The Memory Paintings of Franco Magnani

Franco Magnani spent most of the first 24 years of his life in Pontito, a small town in the hills of Tuscany. Until recently he had not returned to Pontito or even seen so much as a a photograph of the town. However, at age 31, he began to experience vivid dreams of his boyhood home. He developed an obsessive all-consuming fixation with his past, and could think of little else, resulting in what Oliver Sacks calls “a sort of half existence in the present.” Though he had no experience as an artist, Magnani felt compelled to paint the visions from his childhood that were intruding compulsively on his consciousness. The paintings, some of which are shown here aside actual photographs of Pontito, are astonishly accurate — but also telling in their idealized distortions of this lost paradise.
After an exhibit of Magnani’s work was mounted at the Exploratorium in San Francisco in 1988, he had the opportunity to return to Pontito. The town was practically uninhabited.


* More on Stephen Wiltshire, the “Human Camera.”
October 12th, 2006 at 10:57 am
That’s kind of a sad story isn’t it? The town is almost deserted? Seems like the guy wished he could return there once he was about to retire..
Lovely paintings btw, although I think you have to keep in mind he probably doesn’t know about perspective, which explains the main differences with the photo’s.
October 16th, 2006 at 9:47 pm
I think there are other interesting differences. At least in the examples here, Magnani adds color–flowerpots, red roof tiles, a child in a red shirt–and deletes “unaesthetic” details like a downspout. I don’t mean to be harsh–the feat of memory is remarkable and the paintings are handsome. But his memory, like most people’s, adds charm and subtracts squalor or dullness.
October 20th, 2006 at 10:41 am
Well…it IS almost deserted now, there were probably flowerpots when he was a kid…possibly even a child in a red shirt?
November 2nd, 2006 at 3:38 pm
And so they took the downspouts when they deserted the town? Uh huh…

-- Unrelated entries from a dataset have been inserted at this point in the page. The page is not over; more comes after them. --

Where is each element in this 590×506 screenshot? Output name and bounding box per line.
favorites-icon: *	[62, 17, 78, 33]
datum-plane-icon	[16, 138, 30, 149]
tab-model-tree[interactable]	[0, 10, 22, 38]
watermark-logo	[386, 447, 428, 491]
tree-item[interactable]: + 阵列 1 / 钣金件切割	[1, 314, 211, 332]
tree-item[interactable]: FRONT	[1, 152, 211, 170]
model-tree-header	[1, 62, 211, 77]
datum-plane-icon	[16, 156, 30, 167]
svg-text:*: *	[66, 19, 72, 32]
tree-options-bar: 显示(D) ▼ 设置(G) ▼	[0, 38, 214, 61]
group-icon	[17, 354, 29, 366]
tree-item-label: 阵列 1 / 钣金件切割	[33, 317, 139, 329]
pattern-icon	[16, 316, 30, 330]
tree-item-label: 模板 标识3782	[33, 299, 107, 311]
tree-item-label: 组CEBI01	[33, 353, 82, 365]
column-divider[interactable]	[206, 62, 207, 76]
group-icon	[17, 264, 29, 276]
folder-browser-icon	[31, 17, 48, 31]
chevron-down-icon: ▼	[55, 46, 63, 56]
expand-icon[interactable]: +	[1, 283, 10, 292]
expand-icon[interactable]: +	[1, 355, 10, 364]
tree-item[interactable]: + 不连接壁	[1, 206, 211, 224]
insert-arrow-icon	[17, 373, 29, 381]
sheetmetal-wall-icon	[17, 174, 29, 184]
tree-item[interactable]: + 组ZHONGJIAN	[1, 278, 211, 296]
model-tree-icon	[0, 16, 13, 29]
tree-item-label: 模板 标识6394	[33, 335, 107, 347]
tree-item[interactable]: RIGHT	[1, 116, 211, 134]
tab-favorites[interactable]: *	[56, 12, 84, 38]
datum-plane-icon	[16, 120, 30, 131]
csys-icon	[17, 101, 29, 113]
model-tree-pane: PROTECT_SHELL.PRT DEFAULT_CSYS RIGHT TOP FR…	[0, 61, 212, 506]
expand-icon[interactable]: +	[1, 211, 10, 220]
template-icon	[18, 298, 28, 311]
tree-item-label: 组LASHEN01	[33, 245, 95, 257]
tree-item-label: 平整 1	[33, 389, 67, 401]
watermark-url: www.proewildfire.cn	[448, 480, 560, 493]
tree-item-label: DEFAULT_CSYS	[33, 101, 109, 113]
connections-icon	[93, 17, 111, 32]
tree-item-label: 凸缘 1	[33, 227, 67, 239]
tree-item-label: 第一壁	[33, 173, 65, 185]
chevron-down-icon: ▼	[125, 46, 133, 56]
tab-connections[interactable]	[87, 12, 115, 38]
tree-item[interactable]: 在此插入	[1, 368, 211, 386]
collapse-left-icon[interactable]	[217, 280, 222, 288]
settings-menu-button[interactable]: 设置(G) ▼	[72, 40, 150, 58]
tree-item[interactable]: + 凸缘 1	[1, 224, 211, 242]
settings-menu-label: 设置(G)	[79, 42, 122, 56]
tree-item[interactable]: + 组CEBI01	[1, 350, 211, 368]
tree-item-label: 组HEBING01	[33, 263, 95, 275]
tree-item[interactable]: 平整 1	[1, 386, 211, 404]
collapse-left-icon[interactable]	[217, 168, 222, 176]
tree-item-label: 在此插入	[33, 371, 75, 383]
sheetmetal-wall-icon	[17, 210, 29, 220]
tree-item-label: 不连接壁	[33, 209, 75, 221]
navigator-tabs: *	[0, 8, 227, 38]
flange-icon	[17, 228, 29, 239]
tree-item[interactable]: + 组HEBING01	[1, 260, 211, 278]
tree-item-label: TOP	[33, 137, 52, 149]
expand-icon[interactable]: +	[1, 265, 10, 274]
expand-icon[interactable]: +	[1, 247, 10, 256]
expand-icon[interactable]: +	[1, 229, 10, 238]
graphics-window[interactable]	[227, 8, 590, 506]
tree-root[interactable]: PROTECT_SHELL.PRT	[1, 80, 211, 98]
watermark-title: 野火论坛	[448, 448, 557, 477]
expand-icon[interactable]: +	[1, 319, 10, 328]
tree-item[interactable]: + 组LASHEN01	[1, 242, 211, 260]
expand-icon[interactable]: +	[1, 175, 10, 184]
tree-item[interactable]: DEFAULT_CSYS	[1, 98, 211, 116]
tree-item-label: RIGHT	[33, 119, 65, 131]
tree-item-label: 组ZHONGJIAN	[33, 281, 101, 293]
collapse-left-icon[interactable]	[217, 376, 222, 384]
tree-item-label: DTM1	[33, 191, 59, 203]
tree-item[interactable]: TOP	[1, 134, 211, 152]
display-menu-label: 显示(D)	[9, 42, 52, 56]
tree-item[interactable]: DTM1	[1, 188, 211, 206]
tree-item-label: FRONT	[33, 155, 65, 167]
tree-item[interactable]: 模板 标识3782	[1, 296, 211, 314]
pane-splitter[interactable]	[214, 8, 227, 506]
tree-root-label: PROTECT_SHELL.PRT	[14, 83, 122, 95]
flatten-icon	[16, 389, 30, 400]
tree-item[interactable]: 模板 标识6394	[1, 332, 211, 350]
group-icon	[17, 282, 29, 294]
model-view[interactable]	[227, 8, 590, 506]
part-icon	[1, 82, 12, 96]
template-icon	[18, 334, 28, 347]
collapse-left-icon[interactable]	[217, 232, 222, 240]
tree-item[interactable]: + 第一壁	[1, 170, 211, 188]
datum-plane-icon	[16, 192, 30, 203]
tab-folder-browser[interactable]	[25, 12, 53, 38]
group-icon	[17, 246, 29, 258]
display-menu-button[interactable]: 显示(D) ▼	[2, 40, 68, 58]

December 14th, 2006 at 2:55 am
That’s interesting! I remembered one chemist who dreamed of particles moving that eventually they attached to one another forming a certain compound. The compound was unknown at first but soon it was found to be something that could be synthesized in the laboratory. This person was Kekule and he dreamt of benzene.
The same thing with the painter in this blog, his paintings were from his dreams. It must have been something so weird for most of us but sometimes our dreams bring us to places where we never thought to be existing.